Juno didn't reply to that—probably because there wasn't much the gang boss could offer—but her thoughts raced. The puzzle pieces rearranged themselves in her mind. In her dream, she'd seen Gael taken away after the Myrmur killed his mother and father. She'd seen the man in the top hat adopting him, and she'd seen Cara there as well, but as far as what he'd done up in Vharnveil that led to him running back down…

It had to have something to do with that symbiote elixir of his. It had to have something to do with his dream of running the greatest clinic in Bharncair.

She clenched her jaw, her breaths catching faintly. She felt she was so, so close to piecing together the whole story, but without another dream—another glimpse into the past—she felt the final puzzle piece was going to continue eluding her still.

"... Well, don't you look happy to know more about your dearest husband," Juno teased. "Funny thing, though. You've never once called him by name."

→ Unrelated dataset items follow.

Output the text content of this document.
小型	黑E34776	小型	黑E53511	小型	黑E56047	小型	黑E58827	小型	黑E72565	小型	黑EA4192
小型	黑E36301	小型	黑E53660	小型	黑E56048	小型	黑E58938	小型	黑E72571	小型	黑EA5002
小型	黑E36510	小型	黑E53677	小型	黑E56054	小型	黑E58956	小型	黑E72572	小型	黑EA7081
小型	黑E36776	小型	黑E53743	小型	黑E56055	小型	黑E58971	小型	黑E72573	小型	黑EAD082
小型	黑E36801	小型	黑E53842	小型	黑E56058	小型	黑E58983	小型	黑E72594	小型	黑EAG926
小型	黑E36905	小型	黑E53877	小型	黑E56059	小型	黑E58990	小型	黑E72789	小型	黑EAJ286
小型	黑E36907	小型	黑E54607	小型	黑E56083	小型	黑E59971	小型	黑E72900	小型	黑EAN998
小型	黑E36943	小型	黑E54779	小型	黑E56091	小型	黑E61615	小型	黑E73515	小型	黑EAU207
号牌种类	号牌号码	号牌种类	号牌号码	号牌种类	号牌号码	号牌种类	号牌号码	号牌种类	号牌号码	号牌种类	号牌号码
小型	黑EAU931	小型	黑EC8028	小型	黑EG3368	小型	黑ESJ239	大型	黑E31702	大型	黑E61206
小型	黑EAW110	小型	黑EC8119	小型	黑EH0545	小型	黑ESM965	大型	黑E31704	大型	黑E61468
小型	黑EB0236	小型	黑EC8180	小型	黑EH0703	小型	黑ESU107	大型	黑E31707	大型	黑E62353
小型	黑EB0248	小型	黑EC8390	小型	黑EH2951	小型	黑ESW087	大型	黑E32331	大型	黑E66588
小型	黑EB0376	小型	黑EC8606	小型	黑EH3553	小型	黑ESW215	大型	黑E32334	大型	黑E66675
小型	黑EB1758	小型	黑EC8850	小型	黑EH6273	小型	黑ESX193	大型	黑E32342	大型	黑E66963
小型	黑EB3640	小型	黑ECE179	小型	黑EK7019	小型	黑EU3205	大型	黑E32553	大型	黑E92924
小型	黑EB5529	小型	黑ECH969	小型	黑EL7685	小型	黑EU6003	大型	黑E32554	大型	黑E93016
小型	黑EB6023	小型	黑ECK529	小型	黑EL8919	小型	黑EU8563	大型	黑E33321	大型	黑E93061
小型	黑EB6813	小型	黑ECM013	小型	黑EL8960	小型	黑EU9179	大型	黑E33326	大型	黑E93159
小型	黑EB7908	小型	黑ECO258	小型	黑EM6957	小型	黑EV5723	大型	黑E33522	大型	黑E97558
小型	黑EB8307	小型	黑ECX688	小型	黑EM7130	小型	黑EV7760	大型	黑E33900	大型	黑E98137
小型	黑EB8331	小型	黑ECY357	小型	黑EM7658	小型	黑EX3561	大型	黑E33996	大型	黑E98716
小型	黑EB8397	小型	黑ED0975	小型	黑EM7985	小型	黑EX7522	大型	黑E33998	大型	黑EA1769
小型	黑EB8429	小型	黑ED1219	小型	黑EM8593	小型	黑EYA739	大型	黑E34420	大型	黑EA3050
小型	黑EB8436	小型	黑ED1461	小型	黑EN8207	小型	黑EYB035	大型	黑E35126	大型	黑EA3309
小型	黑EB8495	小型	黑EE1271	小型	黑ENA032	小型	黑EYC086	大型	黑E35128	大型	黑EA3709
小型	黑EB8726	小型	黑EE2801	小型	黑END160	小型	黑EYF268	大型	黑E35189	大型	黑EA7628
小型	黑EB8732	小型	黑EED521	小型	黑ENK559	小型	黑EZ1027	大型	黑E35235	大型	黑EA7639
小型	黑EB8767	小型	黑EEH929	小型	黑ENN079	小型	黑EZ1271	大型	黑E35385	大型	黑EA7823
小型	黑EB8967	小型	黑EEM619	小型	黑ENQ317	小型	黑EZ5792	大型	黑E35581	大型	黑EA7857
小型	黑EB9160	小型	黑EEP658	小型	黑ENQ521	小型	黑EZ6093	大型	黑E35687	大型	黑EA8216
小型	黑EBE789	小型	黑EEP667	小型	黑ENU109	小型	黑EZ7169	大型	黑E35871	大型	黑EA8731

Maeve opened her mouth to object—on instinct, almost indignantly—but the words faltered on her tongue, and her mind stuttered.

Because Juno was right.

Five months since they'd met. Five whole months. And not once—not once—had she called him by name.

And neither had he.

It was always 'Doctor' and 'Exorcist' with the two of them. Title for title, role for role. Never anything else.

So she closed her mouth.

Before the silence could linger too long, though, a familiar voice cut through the crowd.

"Oi! Where'd you wander off to, dearest wife?"

Maeve turned her head, and there Gael was, shouting and pushing through the bodies with his coat swaying behind him, a paper-wrapped bundle clutched under one arm.

Juno, however, didn't wait. The Ladybug raised a gloved hand, gave Maeve a gentle wave, and leaned in one last time.

"Do remind him about our contract, yes?" she murmured. "Whatever you two decide to do down there in those charming pipes, make sure he doesn't put on both halves of that mask. He mustn't become a full Raven. Do you understand?"

Maeve swallowed and nodded slowly. Carefully. Juno's eyes gleamed behind the metal slits. A soft chuckle escaped her, almost musical, before she turned without another word and slipped into the swell of bodies.

In the space of a breath, she was gone.

Leaving Maeve with more questions than answers.